This article was originally published by Fleet Europe.
This year’s International Fleet Managers Institute special session took place in Rome on November 18. Across nine insightful presentations, worldwide experts, fleet, purchasing and procurement professionals addressed the evolution of alternative powertrains for fleet vehicles.
Four main factors play an important part when choosing alternative powertrains: driver behaviour, government subsidies, charging infrastructures and fuel costs.
According to Tony Elliott, Global Fleet expert, a comparison between the theoretical costs and the actual costs of rented vehicles is necessary. Many countries wishing to develop in the international fleet scene make this comparison to optimise the costs. The final cost of a leased car is always different than the initial total cost prediction and is in large extent internal in reality: car policy, type of driver, tires use, insurance, etc.
Dr. Pietro Capaldi, Researcher at the Intituto Motori from Napoli, explained that diesel engines will face many problems in the future, and gas fueled or full electric vehicles offer high performances with low CO2 emissions. His presentation raised an interesting discussion around the future potential of diesel cars, which despite the Dieselgate, offer the best TCO actually.
Denis Férault, Arval, disagreed with Dr. Capaldi regarding the evolution of hydrogen vehicles the following years. Mr. Férault considers once the security problem of this type of engine is solved they will be included more into car fleets.
Dual fuel CNG/Gasoline vehicles have lower performances because engines are not adapted yet and high boosted turbocharged engines are needed for optimisation. For Dr. Capaldi Gas fueled high-boosted CNG vehicles are the best fitted to obtain high-efficient cars and limit TCO. Also, full electric cars allow a cost-reduction depending on tank capacity and battery performances.
For Erwin Boumans, BDO Belgium, the main trend in car taxation is to give incentives to green cars and raise taxes for diesel vehicles. The main differences concern additional taxes on luxurious cars in many Mediterranean countries (Greece, Morocco) and taxes on CO2 emissions. In the immediate future many authorities, especially the European Union, will graduate taxes on those CO2 emissions. EVs purchasing price is higher, but due to governments’ subsidies their TCO is only 10%.
Fuel costs, allocation and charging station are the three main elements that need to be considered regarding alternative powertrains for Nathalie de Vries, Senior Consultant LeasePlan International. Also, driver behaviour can appear counter-productive if the wrong type of driver gets a hybrid car.
EVs can present many advantages like positive TCO, fewer taxes, low CO2 emissions, reduced maintenance costs and promotes a company’s green image according to Ralf Kostrewa, Head of Fleet Sales International at Volkswagen Group. For Mr. Kostrewa manufacturers developing alternative powertrains should adapt to the specificities of every country market.

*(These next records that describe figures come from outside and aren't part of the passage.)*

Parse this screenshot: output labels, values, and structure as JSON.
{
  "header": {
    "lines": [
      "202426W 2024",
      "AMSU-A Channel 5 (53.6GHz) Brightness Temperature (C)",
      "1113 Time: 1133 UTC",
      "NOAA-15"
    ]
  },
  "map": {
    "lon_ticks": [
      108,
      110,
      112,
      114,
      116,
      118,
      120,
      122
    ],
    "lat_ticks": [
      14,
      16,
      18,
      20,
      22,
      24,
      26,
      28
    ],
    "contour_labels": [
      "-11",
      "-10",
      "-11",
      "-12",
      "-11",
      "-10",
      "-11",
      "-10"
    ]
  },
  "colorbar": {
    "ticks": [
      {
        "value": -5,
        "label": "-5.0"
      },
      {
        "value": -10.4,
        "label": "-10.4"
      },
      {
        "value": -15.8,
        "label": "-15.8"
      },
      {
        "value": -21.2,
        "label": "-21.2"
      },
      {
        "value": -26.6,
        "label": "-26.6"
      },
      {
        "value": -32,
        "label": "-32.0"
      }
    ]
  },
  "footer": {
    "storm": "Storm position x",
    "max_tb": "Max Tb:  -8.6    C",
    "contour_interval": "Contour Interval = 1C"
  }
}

This EV market exists only for the last five years now explained Nicolas Pelpel, Fleet Manager at Nissan Europe SAS, but it is evolving a lot faster than other alternative like hybrids. The recycling of batteries and charging are the two major cost issues after the end of a green car. For the Renault-Nissan Alliance the business opportunities for second life batteries go up to 75 % and the majority of EVs, 83%, are charged at home or at the office.
Jean Zermati, Group Fleet Manager at Orange, remarked that charging at gas stations can be more cost-interesting. Especially because every employee may not be able to charge its vehicle at home. Right now, EVs is the cleanest technology confirmed Elisabeth Delval, responsible for Renault’s Zoe.
Gregory Bech, Category Manager Fleet EMEA at Johnson & Johnson, shared tips to implement EVs such as build a policy to maximize cost effectiveness, choose the drivers most fitted to use them, engage finance and fleet partners for inside analysis, and use your current OEM partners.
The only way to continue city center business in upcoming five years, with the rise of authorities’ restrictions, is EVs and the evolution from the usage logic to the possession logic. We are in a sharing economy and sharing is open space explained Jean Zermati, Orange.
Even if the electricity price grows by 25%, TCO is not affected. The charging infrastructure is what needs further development and it depends on the use of the EV for Mr. Zermati. At the end, it also depends on a company’s ambition to promote alternative powertrains noted Nathalie de Vries.